A: Actually, the standard view is simpler and both much more intuitive as well as corresponding to black hole thermodynamic entropy. Theorists are trying different models to get the equivalent Shannon entropy. 
Consider the black hole horizon as being made up of a number N of Planck area patches. Each of those Planck area patches is the smallest area that can be considered, and roughly consider that it can be described by one bit - Ie, the $p_i$ of each Planck patch is 1/2. So it's Shannon entropy is, from your sum that defines the Shannon entropy, for one Planck area, 
$$S_i = -p_i log(p_i) = -1/2 log(2^{-1}) = -1/2(-1) = 1/2$$
and then simply S = $\Sigma S_i$ = N/2
N is the horizon area divided by the Planck area, $N = A_H/L_p$, 
so we get the equation for the BH entropy as Shannon's entropy times k, which is then 
$S_{BH} = kA_H/2L_p$
For some reason that I can't track it's off by a factor of 2, and the real answer from the Bekenstein-Hawking findings for BH entropy has a 4, so it's really
$S_{BH} = kA_H/4L_p$
The factor of 2 is not too worrisome, the argument used is not rigorous and it is not strange that it is off by a factor of2. But importantly it tells you what people think is the different configuration states of the BHs, basically in terms of what's there at each Planck sized patch of spacetime. 
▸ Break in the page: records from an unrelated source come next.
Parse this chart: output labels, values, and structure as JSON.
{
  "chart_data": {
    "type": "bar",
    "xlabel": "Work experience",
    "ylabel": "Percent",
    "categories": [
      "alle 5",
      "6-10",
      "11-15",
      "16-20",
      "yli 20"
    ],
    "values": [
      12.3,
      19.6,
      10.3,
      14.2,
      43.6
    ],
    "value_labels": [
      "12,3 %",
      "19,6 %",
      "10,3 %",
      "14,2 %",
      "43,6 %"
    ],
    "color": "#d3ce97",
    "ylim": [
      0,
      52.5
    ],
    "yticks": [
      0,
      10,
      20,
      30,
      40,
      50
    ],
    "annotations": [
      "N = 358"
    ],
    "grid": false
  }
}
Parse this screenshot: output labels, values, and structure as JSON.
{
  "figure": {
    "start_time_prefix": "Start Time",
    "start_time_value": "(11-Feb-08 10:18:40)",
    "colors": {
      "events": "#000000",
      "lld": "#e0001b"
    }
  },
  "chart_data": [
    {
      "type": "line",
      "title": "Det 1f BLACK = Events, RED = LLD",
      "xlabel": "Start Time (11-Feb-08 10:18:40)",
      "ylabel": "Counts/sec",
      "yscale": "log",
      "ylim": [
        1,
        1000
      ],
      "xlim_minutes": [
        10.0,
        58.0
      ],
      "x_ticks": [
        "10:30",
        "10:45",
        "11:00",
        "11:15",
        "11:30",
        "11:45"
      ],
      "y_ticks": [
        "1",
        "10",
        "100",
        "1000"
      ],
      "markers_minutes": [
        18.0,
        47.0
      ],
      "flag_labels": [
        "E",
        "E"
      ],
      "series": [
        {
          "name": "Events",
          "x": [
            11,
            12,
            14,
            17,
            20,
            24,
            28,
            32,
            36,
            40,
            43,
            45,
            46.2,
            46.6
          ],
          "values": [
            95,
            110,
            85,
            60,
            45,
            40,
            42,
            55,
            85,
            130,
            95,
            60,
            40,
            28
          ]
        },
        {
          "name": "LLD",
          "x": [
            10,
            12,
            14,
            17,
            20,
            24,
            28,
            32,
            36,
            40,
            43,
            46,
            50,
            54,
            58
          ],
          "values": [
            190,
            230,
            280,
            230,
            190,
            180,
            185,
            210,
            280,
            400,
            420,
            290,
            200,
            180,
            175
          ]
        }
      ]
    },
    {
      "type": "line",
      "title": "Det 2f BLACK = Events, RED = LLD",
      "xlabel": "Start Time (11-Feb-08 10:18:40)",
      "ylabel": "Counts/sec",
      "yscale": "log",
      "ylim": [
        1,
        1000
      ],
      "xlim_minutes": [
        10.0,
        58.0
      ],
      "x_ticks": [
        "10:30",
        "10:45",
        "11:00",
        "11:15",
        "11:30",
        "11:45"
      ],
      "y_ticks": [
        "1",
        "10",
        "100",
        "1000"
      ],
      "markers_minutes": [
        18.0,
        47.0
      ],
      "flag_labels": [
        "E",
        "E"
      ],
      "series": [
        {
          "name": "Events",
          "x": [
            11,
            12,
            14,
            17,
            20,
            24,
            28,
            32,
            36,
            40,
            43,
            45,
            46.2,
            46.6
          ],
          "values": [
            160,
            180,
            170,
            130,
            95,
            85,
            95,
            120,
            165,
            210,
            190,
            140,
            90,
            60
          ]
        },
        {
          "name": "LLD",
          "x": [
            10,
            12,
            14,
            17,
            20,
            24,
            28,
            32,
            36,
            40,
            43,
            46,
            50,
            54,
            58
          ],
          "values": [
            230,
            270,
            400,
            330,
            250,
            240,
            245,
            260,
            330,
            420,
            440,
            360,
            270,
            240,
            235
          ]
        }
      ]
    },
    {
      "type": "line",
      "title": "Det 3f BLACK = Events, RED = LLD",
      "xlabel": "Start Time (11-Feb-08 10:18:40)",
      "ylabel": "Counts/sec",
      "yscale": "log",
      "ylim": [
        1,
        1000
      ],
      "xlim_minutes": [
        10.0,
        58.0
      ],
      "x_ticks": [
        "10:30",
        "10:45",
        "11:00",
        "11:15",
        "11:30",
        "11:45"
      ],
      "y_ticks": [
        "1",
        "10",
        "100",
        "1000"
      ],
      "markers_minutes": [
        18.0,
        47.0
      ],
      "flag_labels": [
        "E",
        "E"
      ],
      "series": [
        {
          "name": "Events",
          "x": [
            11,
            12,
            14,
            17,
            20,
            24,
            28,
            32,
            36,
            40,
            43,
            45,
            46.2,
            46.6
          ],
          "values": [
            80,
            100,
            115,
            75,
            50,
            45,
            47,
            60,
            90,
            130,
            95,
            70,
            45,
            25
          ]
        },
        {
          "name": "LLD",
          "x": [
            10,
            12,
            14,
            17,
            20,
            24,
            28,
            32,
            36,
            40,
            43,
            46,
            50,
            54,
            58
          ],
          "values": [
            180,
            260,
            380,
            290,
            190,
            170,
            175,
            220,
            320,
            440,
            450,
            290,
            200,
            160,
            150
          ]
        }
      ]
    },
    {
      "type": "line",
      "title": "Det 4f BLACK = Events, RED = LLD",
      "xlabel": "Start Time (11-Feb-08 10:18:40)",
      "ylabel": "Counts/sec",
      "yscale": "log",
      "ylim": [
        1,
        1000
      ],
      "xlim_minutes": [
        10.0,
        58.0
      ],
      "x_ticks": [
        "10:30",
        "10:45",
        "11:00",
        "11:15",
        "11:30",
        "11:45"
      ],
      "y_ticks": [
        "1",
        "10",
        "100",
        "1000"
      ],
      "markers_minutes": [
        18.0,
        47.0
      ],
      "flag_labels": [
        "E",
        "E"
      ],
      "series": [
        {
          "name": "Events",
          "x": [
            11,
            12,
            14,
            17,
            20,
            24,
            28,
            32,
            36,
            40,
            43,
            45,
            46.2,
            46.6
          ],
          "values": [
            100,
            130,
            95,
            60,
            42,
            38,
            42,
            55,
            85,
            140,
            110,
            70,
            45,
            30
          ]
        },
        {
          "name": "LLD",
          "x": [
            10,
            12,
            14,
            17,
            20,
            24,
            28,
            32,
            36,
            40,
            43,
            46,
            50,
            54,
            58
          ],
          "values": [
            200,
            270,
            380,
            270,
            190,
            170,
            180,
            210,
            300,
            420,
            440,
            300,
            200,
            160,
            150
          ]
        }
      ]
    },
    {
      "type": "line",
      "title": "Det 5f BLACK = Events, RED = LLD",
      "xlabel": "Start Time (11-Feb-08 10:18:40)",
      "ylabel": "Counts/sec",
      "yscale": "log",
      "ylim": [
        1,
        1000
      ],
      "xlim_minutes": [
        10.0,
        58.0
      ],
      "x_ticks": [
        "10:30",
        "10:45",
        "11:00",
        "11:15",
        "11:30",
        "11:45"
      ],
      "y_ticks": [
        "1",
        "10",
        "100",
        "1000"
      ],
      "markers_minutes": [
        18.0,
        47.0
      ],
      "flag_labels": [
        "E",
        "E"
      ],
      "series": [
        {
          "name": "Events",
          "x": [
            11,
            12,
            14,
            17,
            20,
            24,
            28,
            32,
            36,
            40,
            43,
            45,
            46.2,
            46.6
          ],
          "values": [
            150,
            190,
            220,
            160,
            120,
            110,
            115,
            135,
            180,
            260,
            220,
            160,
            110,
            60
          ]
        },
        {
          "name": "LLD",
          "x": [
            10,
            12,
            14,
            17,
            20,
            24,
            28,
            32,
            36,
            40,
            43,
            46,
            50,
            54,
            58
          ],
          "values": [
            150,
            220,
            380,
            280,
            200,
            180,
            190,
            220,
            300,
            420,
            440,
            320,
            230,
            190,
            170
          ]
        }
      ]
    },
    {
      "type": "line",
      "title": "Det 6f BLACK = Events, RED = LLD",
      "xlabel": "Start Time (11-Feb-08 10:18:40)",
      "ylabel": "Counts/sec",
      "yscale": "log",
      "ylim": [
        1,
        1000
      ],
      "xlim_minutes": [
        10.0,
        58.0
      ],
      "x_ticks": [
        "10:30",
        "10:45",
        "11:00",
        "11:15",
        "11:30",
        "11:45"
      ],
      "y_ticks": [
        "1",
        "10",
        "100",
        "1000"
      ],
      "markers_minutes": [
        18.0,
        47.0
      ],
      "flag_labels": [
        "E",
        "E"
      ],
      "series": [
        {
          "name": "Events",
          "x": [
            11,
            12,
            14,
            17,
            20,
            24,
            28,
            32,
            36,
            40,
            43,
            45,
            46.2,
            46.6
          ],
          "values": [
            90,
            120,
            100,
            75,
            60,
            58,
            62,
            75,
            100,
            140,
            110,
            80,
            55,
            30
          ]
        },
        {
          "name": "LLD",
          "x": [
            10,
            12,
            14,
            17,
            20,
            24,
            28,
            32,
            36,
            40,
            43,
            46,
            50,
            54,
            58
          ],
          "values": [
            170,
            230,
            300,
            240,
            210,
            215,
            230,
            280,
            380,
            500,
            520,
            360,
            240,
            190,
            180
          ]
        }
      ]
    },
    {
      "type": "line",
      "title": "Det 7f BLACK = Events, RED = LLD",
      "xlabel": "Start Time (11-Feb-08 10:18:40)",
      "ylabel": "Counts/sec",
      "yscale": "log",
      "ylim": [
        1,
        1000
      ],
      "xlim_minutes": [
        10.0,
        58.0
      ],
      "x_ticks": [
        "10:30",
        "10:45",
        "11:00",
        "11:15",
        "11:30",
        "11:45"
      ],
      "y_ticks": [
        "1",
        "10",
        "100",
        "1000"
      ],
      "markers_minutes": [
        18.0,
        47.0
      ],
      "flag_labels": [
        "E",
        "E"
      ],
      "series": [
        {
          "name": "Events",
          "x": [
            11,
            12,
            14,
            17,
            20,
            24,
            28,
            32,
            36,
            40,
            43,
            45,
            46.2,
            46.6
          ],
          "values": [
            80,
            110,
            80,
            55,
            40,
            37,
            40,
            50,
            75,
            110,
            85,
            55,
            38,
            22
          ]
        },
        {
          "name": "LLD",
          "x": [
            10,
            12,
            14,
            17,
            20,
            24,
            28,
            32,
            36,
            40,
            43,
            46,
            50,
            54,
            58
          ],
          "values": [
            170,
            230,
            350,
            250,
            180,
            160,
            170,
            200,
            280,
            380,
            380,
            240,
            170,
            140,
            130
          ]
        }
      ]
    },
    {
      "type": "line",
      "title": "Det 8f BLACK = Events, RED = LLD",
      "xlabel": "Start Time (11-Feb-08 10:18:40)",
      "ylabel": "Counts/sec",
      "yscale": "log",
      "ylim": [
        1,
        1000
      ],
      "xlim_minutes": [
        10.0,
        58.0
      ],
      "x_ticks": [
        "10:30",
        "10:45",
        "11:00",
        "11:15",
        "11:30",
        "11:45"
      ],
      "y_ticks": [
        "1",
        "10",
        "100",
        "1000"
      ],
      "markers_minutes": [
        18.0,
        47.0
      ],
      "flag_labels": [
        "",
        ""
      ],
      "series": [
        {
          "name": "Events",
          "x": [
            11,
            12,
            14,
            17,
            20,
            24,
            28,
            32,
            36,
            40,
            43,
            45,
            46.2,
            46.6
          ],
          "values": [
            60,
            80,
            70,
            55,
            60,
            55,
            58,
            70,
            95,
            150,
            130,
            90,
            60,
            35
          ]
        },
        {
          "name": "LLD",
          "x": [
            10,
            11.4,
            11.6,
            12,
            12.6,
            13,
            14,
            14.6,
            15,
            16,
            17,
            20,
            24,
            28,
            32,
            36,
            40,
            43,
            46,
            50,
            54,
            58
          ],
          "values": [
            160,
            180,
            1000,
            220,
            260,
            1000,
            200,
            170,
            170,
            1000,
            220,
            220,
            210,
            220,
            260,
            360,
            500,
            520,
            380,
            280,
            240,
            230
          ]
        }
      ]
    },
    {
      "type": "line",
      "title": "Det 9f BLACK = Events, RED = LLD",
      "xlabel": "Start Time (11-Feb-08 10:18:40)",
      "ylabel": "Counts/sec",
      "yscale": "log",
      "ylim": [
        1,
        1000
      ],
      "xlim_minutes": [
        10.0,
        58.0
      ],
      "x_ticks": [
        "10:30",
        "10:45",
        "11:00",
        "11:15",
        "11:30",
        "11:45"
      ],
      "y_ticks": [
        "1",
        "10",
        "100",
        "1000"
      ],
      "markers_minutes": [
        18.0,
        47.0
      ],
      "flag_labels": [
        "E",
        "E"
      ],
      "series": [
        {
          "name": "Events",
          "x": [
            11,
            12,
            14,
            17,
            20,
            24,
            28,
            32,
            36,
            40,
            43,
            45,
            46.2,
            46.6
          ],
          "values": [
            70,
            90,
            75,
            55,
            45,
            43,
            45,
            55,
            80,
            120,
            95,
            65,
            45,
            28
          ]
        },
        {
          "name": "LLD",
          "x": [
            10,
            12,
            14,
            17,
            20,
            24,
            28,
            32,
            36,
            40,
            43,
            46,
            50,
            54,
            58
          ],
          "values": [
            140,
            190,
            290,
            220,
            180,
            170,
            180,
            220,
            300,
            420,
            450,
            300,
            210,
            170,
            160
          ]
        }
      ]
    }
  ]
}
The most rigorous derivation of the thermodynamic entropy was through the arguments and calculations of Bekenstein and Hawking where they got a rigorous expression for the equivalent temperaTure by considering how much the BH radiates which Hawking calculated in terms of quantum fields. The Shannon equivalent then depends on what you postulate, or can prove, what is the possibility for each Planck area. It is still not a rigorous answer, but you get it for instance from some string theories. If we ever get to an accepted quantum gravity theory it is expected/hoped it'll get the Bekenstein Hawking formula, at least in some limit. Clearly it is an area of research.  See a treatment of the BH entropy in http://www.scholarpedia.org/article/Bekenstein-Hawking_entropy
and a paper at https://arxiv.org/pdf/1008.0946.pdf
There are other good papers on it you can google. 
You'd have to measure the number of elementary patches in the BH horizon to try to measure the entropy, not easy to do at a distance, or for that matter anywhere. Or the temperature of the blackbody radiation if you can get convinced that it is the same as the Shannon entropy times k.